In the case of RR-BLUP, the effects of dominance and epistasis contributed to the increase of the error by increasing the difference between the expected and the observed values. In this way, when the interest is to select only a small number of individuals, the best 20% for example may not be the same. Similar results were observed in the study developed by the authors in ^{Long et al. (2011}a), who used simulation of quantitative characters under different modes of gene action (additive, dominant, and epistatic) and found that RBFNN had a better ability to predict the merit of individuals in future generations in the presence of non-additive effects than by using an additive linear model, such as the Bayesian Lasso. In the case of purely additive gene effects, RBFNN was slightly worse than Lasso. In the above study, the authors reported the use of the dimensionality reduction method - of the main component type - before using RBFNN and showed that with the selection of markers, the performance of the radial base network was better.

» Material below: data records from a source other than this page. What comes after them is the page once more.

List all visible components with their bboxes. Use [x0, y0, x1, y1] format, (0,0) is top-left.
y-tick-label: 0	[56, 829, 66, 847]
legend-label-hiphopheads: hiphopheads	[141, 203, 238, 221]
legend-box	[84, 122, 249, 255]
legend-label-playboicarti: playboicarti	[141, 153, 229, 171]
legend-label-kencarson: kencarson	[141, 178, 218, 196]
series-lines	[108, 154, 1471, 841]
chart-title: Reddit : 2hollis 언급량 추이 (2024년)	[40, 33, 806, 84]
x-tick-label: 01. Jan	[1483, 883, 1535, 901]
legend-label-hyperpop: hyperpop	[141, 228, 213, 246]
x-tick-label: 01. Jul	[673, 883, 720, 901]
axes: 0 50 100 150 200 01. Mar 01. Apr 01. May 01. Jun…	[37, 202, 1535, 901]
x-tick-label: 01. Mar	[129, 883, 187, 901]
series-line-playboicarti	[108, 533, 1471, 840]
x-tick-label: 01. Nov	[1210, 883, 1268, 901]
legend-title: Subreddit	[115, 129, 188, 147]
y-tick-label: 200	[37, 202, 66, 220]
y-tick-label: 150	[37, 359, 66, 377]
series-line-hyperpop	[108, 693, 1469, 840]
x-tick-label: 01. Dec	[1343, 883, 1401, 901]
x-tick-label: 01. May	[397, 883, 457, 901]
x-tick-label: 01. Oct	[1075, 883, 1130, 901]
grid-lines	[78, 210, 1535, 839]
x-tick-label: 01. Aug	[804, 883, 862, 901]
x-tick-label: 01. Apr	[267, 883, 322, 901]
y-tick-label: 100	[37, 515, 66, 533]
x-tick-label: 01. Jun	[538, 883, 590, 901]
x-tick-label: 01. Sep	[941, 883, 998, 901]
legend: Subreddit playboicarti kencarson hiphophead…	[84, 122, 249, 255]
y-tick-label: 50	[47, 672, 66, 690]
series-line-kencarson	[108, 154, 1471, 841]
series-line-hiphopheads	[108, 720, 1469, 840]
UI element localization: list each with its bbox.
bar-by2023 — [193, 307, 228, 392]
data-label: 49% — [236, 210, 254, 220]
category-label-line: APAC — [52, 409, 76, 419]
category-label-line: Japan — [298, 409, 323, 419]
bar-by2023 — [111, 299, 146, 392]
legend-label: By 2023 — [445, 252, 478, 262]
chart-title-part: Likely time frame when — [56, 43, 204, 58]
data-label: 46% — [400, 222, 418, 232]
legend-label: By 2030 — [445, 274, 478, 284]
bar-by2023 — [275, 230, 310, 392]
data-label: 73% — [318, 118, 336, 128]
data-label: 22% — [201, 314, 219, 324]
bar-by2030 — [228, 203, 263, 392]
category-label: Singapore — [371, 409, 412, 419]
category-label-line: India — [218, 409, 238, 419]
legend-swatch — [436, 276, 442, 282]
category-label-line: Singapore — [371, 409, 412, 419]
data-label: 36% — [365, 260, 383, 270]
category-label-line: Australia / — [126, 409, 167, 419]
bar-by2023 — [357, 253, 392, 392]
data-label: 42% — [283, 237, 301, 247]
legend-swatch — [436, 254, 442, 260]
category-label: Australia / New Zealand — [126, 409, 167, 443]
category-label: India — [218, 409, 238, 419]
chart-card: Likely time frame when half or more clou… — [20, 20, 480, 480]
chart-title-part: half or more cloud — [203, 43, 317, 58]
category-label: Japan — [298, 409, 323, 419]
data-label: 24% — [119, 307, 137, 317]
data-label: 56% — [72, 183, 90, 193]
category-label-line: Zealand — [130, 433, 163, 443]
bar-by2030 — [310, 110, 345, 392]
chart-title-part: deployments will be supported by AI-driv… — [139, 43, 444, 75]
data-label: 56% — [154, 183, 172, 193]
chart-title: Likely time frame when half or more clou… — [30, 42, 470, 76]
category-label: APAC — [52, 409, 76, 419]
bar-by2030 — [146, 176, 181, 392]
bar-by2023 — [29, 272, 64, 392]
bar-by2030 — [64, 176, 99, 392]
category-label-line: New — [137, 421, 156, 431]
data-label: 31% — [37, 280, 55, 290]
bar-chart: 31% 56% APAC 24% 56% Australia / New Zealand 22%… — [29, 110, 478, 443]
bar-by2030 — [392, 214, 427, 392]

In nonparametric models, no assumption is made regarding the form of the genotype-phenotype relationship. Instead, this relationship is described by a smoothing function and driven primarily by the data. Therefore, RBFNN should be flexible with respect to the type of input data and mode of gene action, such as epistasis (^{Gianola et al., 2011}; ^{Perez-Rodriguez et al., 2012}; ^{Felipe, Okut, Gianola, Silva, & Rosa, 2014}; ^{Howard et al., 2014}). This finding is observed because artificial neural networks (ANNs) can capture nonlinear relationships between predictors and responses and learn about functional forms in an adaptive manner because they act as universal approximators of complex functions (^{Gianola et al., 2011}). ANNs are interesting candidates for the analysis of characters affected by genetic action with epistatic effects.

Due to the importance of epistasis in studies of quantitative traits in plants (^{Holland, 2006}; ^{Dudley, 2008}; ^{Zheng, Li, & Wang, 2011}; ^{Dudley & Johnson, 2009}; ^{Denis & Bouvet, 2011}; ^{Viana & Piepho, 2017}), explicit (in the model) or implicit (in hidden layers) inclusion of epistatic interactions may increase the accuracy of prediction (^{Lee, van der Werf, Hayes, Goddard, & Visscher, 2008}). Furthermore, the frequency variation of the epistatic allele between populations may cause the gene-of-interest effect to be significant in one population but not in another, and the effect may even be inverse on the character in different environments (^{Long et al., 2011}a), which reinforces the importance of using computational intelligence methods that easily incorporate interactions between linear effects through their hidden layers.